Beaucoup considèrent cet album comme une abomination car les frères ennemis Lou Cain et John Abel sont partis. Pourtant l’album contient des morceaux de bravoure et ne sonne pas comme un chant du signe, au contraire. Il aurait pu ouvrir un nouveau cycle, qui n’aboutira pas. Car les intentions des débuts sont depuis longtemps enterrées, et Lou Reed est parti vers de nouveaux cieux avec l’aide d’un David Bowie fasciné.
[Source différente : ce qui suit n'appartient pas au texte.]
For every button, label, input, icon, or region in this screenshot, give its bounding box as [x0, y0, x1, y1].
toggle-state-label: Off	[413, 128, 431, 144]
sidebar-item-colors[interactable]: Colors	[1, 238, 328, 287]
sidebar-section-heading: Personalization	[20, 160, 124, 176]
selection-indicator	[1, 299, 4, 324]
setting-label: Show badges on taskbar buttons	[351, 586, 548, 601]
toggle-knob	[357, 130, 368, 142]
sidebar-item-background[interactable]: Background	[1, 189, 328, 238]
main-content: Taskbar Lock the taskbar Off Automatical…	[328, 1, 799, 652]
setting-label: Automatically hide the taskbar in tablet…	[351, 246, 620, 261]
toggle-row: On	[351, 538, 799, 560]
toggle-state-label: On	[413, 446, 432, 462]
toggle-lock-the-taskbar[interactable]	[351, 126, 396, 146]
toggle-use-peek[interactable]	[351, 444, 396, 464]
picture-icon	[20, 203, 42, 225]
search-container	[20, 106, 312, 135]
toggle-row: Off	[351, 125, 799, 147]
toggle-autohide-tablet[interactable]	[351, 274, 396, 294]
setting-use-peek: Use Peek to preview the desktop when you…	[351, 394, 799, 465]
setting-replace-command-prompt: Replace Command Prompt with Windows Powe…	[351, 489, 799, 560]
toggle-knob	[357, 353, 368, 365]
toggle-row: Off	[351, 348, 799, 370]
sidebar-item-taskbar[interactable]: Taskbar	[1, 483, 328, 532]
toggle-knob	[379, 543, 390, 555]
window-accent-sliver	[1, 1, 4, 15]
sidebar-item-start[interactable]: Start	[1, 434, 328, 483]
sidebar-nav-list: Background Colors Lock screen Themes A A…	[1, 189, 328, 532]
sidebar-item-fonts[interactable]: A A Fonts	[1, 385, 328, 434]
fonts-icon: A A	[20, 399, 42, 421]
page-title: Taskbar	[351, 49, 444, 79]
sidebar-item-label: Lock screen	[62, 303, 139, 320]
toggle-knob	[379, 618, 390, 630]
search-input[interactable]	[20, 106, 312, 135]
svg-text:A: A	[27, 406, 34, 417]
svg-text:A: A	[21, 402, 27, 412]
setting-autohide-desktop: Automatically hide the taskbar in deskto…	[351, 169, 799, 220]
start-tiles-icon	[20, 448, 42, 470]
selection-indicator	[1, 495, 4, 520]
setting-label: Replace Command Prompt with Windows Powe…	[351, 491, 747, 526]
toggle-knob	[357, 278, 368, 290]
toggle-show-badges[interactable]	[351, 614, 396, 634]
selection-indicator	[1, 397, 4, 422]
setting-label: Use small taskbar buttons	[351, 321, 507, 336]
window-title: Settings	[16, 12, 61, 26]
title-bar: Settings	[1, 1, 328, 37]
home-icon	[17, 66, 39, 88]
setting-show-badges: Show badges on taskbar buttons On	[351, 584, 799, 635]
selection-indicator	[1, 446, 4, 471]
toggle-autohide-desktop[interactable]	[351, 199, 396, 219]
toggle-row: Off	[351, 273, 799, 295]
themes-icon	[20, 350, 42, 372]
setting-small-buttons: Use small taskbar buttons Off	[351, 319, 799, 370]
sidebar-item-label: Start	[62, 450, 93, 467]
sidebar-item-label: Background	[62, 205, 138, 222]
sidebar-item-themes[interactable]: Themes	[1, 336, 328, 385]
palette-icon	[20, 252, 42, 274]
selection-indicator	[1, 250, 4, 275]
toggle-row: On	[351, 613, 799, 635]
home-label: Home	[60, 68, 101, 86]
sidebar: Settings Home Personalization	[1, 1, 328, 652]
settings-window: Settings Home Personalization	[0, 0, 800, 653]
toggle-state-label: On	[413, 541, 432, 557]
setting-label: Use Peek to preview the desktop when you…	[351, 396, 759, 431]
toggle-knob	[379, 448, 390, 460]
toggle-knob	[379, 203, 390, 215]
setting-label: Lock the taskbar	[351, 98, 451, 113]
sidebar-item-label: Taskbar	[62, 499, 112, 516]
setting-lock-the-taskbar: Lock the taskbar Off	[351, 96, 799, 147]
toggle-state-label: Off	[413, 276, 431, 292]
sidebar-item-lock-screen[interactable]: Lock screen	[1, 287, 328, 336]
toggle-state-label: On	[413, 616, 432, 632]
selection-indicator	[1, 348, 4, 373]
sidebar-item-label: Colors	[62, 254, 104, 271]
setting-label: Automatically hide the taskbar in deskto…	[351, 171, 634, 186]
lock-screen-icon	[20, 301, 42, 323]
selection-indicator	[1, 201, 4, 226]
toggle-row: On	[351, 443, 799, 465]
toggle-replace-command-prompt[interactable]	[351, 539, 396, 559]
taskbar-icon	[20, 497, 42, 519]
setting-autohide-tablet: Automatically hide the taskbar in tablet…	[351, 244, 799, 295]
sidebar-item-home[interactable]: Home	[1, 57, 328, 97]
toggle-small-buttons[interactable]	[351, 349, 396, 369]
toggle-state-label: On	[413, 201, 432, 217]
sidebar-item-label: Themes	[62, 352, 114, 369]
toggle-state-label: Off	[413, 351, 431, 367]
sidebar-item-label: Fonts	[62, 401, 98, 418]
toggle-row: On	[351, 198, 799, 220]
Transformer, la confirmation Lou Reed

Lou Reed signe avec Transformer son grand œuvre, il ne parviendra que rarement à l’égaler. Walk on the wild side, Perfect day, satellite of love, les morceaux inoubliables se succèdent tout au long de l’écoute. Les connaisseurs de David Bowie reconnaitront d’ailleurs sa voix dans de nombreux chœurs, signe irréfutable de sa fascination pour le bad boy new yorkais. Si le chanteur Lou Reed ressemble à un panda sur la pochette, l’écoute marque pour longtemps. Et à la fin de l’album, la question se pose. Quoi après? Lou Reed semble avoir trouvé et fait fructifié une formule. Le reste de sa carrière ne sera que répétition de ce concept, avec toujours sa voix légèrement cabotine, ses paroles extrêmes et ses riffs de guitare. De bons moments mais rien d’aussi fascinant qu’à ses débuts. Et mêmes quelques moments étranges comme ce Metal Machine Music complètement inécoutable du début à la fin.

Voilà, il ne vous reste plus qu’à écouter les albums mentionnés pour vous imprégner d’une ambiance. Lou Reed a imposé un ton, sa voix et ses compositions, pour marquer son époque et graver son nom dans le marbre de l’histoire du rock.